Marcia has seen many incidents like this. She tells how once garbage piled two feet deep in front of her place, apparently having been dumped from a passing ship.
"I'll bet this is from a dump in Venezuela, Columbia or Honduras," she prophesied as we began filling our garbage bags. "We get lots of stuff from there, though very little from Guatemala, which is closer."
The first printed material found in the mess was written in Chinese, which surprised us. Marcia began thinking that maybe it had floated up from Belize, since a large Chinese population lives down there. However, as the morning progressed we turned up items originating in Barbados, Honduras, Jamaica, Trinidad, Mexico and other places.
Eventually Marcia's best bet became that a ship hop- scotching the Caribbean had chosen the sea off our beach for dumping its long-accumulated garbage.
*****
SHIP DETECTIVE
If you ever need to identify a large ship you see dumping garbage or polluting, you might find useful the site at http://www.shipdetective.com/ships/.
For instance, on Tuesday morning this vessel passed by here: https://www.backyardnature.net/n/11/110522cr.jpg.
The ShipDetective website helped me peg this ship as the Norwegian Spirit which departs New Orleans each Sunday for a seven-night Caribbean cruise. Her Wikipedia page says she has 13 decks and carries 1996 passengers. Her interesting history is outlined at http://en.wikipedia.org/wiki/Norwegian_Spirit.
*****
ENCHANTED CITY AT DAWN
Each Monday morning about half an hour before sunup a white cruise ship with all its outside lights ablaze glides through the darkness right in front of my sea-facing, second-story window. The ship is heading to dock at Mahahual 20kms south of us. In predawn darkness the splendidly lit vessel looks like a glowing, enchanted city dreamily drifting by, and that sets me to thinking during the following morning jog.

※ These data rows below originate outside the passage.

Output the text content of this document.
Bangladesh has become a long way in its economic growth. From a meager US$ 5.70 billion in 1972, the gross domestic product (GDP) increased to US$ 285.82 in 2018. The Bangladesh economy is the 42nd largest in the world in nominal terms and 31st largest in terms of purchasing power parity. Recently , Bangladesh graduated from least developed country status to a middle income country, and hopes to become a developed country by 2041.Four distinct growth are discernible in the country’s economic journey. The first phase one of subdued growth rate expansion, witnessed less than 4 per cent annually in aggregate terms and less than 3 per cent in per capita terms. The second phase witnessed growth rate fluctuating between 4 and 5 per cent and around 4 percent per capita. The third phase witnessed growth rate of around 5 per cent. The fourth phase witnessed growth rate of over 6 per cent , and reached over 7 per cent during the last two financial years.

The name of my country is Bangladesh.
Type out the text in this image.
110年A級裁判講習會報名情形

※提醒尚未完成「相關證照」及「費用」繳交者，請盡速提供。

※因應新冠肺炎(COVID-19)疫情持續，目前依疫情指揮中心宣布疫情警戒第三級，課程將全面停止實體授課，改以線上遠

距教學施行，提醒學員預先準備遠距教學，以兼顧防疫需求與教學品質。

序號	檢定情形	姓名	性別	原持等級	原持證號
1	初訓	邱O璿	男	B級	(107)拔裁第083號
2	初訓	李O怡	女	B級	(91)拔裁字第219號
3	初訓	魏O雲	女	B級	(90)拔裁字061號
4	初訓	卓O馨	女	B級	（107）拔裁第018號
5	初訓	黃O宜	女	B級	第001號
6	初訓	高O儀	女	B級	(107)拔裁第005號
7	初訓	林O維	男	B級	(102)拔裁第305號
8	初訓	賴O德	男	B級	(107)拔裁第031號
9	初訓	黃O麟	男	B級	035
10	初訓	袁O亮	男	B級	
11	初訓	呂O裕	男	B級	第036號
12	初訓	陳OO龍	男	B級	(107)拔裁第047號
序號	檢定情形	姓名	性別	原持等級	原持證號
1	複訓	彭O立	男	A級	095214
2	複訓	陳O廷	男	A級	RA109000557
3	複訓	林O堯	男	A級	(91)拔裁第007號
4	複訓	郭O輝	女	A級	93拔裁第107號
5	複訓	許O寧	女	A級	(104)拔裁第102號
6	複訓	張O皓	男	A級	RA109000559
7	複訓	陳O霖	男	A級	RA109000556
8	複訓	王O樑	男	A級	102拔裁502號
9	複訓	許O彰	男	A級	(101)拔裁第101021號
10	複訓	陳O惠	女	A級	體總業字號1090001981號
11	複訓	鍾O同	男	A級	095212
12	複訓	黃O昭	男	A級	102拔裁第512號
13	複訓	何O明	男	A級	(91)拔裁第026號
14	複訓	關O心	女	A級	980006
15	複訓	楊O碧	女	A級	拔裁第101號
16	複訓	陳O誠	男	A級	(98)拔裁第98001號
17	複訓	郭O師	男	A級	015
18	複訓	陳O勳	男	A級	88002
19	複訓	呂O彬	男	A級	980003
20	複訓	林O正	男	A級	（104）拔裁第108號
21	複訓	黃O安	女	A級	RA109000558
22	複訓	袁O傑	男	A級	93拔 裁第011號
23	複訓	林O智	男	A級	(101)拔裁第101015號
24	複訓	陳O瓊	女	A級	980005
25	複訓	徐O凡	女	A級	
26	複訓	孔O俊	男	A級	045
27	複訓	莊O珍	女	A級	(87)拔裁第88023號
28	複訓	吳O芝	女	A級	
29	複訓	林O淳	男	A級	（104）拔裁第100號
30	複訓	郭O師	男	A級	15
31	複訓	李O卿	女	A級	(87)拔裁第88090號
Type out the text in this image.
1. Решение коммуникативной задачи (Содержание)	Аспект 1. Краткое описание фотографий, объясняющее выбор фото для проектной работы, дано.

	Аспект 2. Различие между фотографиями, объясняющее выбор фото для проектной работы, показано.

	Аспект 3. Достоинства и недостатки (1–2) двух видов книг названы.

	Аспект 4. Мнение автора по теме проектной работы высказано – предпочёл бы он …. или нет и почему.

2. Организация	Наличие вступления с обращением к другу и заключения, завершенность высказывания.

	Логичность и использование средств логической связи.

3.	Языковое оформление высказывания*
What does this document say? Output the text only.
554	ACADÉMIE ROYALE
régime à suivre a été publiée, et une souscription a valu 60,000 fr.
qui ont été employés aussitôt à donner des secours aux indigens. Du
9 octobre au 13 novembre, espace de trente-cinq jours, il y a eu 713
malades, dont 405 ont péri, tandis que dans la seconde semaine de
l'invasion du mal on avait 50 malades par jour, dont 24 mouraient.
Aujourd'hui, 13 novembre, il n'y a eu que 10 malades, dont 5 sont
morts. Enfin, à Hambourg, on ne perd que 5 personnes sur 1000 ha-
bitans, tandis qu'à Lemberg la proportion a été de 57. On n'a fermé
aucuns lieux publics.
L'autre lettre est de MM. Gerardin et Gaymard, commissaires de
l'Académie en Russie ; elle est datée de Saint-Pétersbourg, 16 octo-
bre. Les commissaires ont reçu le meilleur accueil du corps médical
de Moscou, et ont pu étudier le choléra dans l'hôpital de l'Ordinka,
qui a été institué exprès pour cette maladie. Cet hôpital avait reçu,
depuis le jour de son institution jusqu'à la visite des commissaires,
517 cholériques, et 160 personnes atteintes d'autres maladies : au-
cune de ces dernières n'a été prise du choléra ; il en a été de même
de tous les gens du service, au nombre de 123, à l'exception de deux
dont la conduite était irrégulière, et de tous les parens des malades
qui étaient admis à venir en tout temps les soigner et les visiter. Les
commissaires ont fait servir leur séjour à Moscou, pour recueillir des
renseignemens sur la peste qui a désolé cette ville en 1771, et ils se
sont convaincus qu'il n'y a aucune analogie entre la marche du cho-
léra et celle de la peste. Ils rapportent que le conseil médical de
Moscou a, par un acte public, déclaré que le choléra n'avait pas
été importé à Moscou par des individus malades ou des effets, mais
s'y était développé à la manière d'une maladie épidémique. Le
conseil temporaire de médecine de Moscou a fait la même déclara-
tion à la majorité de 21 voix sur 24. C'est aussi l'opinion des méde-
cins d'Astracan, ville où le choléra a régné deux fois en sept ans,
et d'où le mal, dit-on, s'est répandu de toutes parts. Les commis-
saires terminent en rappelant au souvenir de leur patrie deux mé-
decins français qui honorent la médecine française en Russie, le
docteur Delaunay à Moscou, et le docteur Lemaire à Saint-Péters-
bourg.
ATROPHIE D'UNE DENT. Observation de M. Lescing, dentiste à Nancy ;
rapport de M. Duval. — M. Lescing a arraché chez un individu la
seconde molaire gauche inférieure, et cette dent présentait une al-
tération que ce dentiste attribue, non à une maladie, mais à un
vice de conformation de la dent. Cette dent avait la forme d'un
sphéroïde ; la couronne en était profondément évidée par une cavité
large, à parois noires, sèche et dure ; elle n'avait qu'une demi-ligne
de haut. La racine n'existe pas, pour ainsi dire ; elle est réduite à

Sometimes I daydream of starting my own cruise-ship line. My ships would be slow ones, though, mostly drifting with the currents, and using solar energy for navigating in port. I'd offer passengers low-key, homey settings where linens would be clean but not chlorine-bleached. Instead of offering gourmet meals, the emphasis would be on fresh, tasty, nutritious dishes with ingredients grown locally at our ports of call. Guests would empty their own trash, clean their own bathrooms and wash their own clothing, these chores undertaken as meditations on the beauty of being a working component of a healthy, sustainable environment.
For entertainment there'd be participatory sports, fitness programs and classes on the cultures and ecosystems we're visitiing. When we'd dock, everyone aboard would know the local history, the distinctive features of the culture and ecology about to be experienced, and at least a few phrases of the local language.
My ships would be big enough for entire decks to be given over to themes of diversity. Deck Six, maybe, would support a tropical rainforest, while Deck Ten might host an entire traditional Maya community with cornfields, thatch-roofed huts and all. In fact, my cruise ships would be so large that they'd constitute biospheres all by themselves...
At this point in my jogging day-dreaming it starts dawning on me that what I'm visualizing already has been done. Already the Earth is a splendidly lit, multi-leveled ship on a lonely but enchanted voyage, one adrift on a current vaster than I can imagine.
On and on I jog, the revelation dawning, the day itself dawning, me running, almost laughing, unable to keep track of which metaphor I'm running through, which metaphor is making me want to laugh, and why.